There are issues of course, and Dark Devotion has quite a unique set of problems. There’s also no volume control of any kind, you have to manually adjust it in your OS settings. I can’t remember the last game that forced me to do that, it’s just bizarre that any developer would omit something like that. Likewise custom key bindings for a PC only game, there aren’t any of those either, or any controller setup options, or any graphical settings for that matter. This lack of accessibility is stark and rather disappointing given the work done in other areas.
Likewise you would have thought that a 2D plane wouldn’t pose too much of a challenge when it comes to picking up items but should you have the misfortune to have one item drop close to another then so begins yet another adventure in what I like to call shuffle and switch as you fight to locate the item you actually want amongst the clutter of things you don’t.
A lot of these quibbles are relatively minor but they do build up to an experience that can be quite rough around the edges.

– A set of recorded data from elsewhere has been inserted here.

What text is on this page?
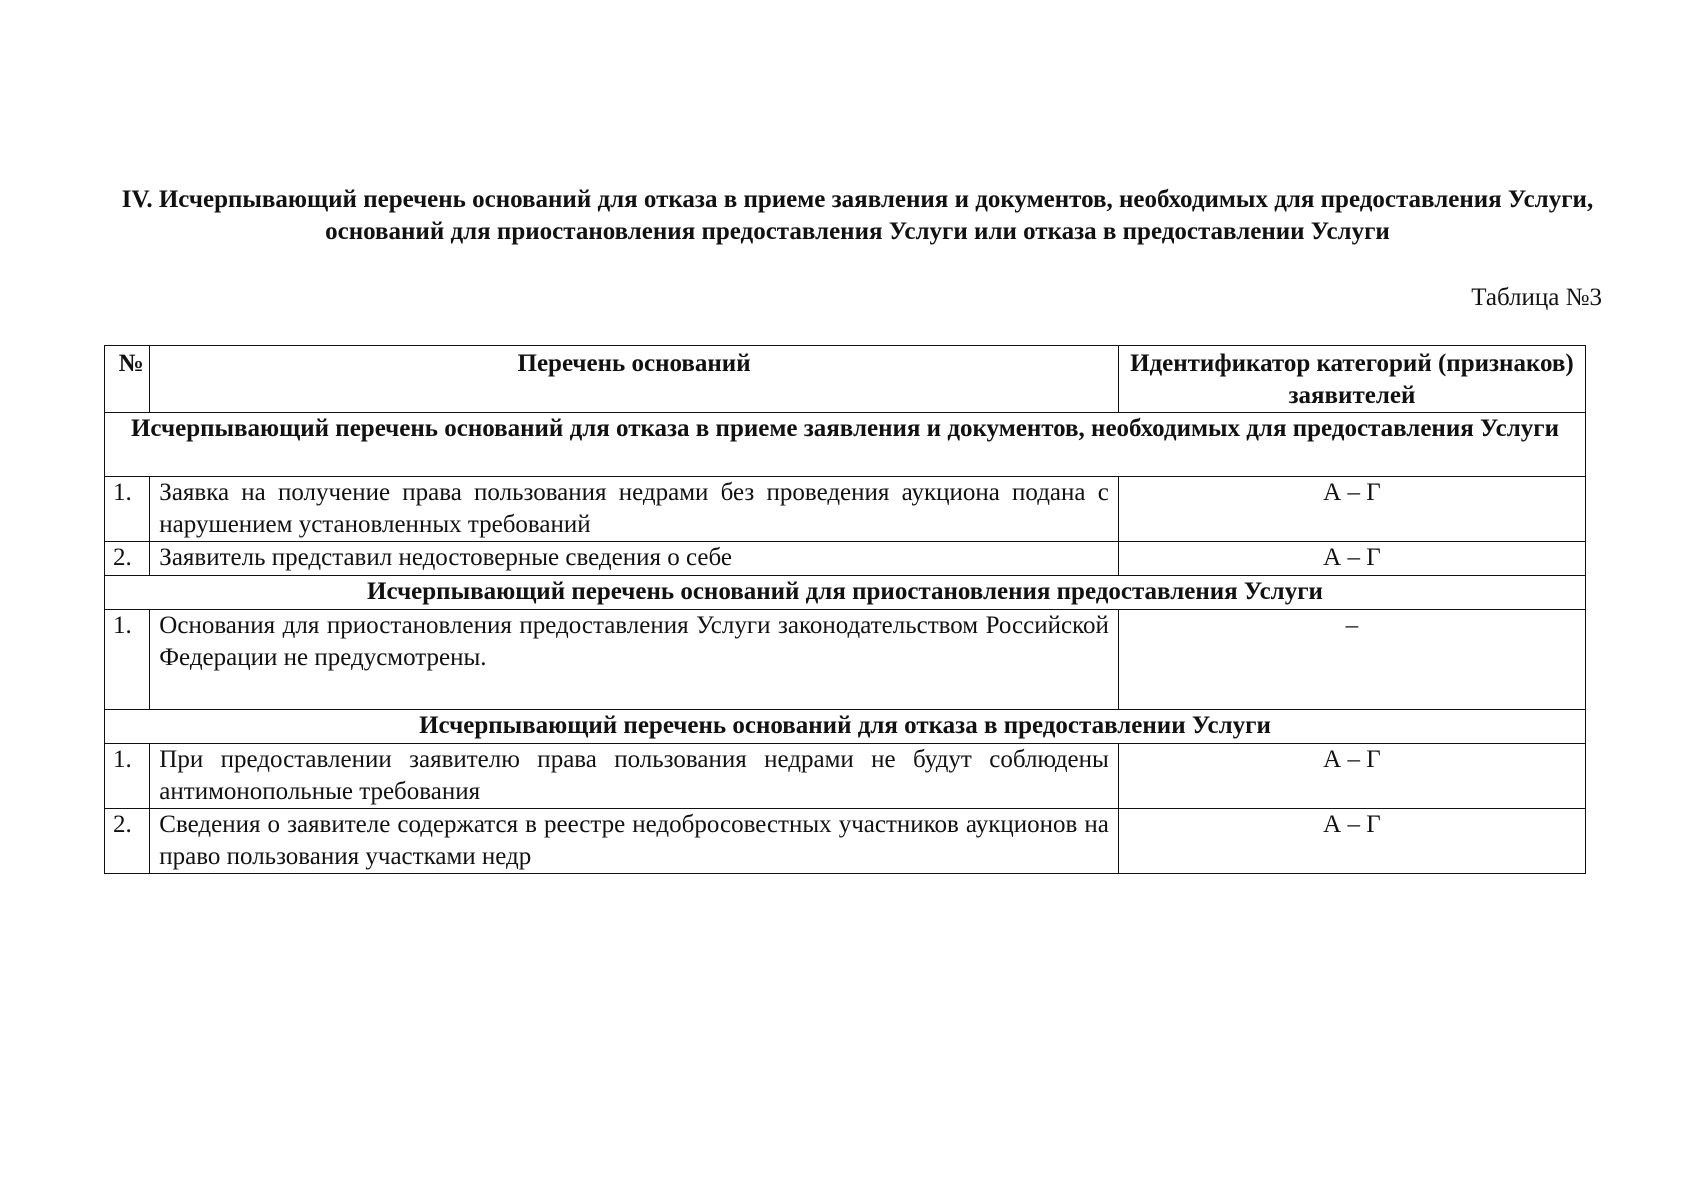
IV. Исчерпывающий перечень оснований для отказа в приеме заявления и документов, необходимых для предоставления Услуги, оснований для приостановления предоставления Услуги или отказа в предоставлении Услуги

Таблица №3

№	Перечень оснований	Идентификатор категорий (признаков) заявителей
Исчерпывающий перечень оснований для отказа в приеме заявления и документов, необходимых для предоставления Услуги		
1.	Заявка на получение права пользования недрами без проведения аукциона подана с нарушением установленных требований	А – Г
2.	Заявитель представил недостоверные сведения о себе	А – Г
Исчерпывающий перечень оснований для приостановления предоставления Услуги		
1.	Основания для приостановления предоставления Услуги законодательством Российской Федерации не предусмотрены.	–
Исчерпывающий перечень оснований для отказа в предоставлении Услуги		
1.	При предоставлении заявителю права пользования недрами не будут соблюдены антимонопольные требования	А – Г
2.	Сведения о заявителе содержатся в реестре недобросовестных участников аукционов на право пользования участками недр	А – Г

There is little doubt as to a loving hand being behind everything, it just so happens that this hand is also slightly arthritic and prone to the occasional shake. It’s your typical passion project; crowd-funded, made by people who care, but punctuated with a number of technical issues and design choices that you would not expect of a more experienced and better funded developer. That being said, Dark Devotion is an immersive and smart twist on a number of popular ideas and has all the grim gothic loveliness that I fell for a decade ago.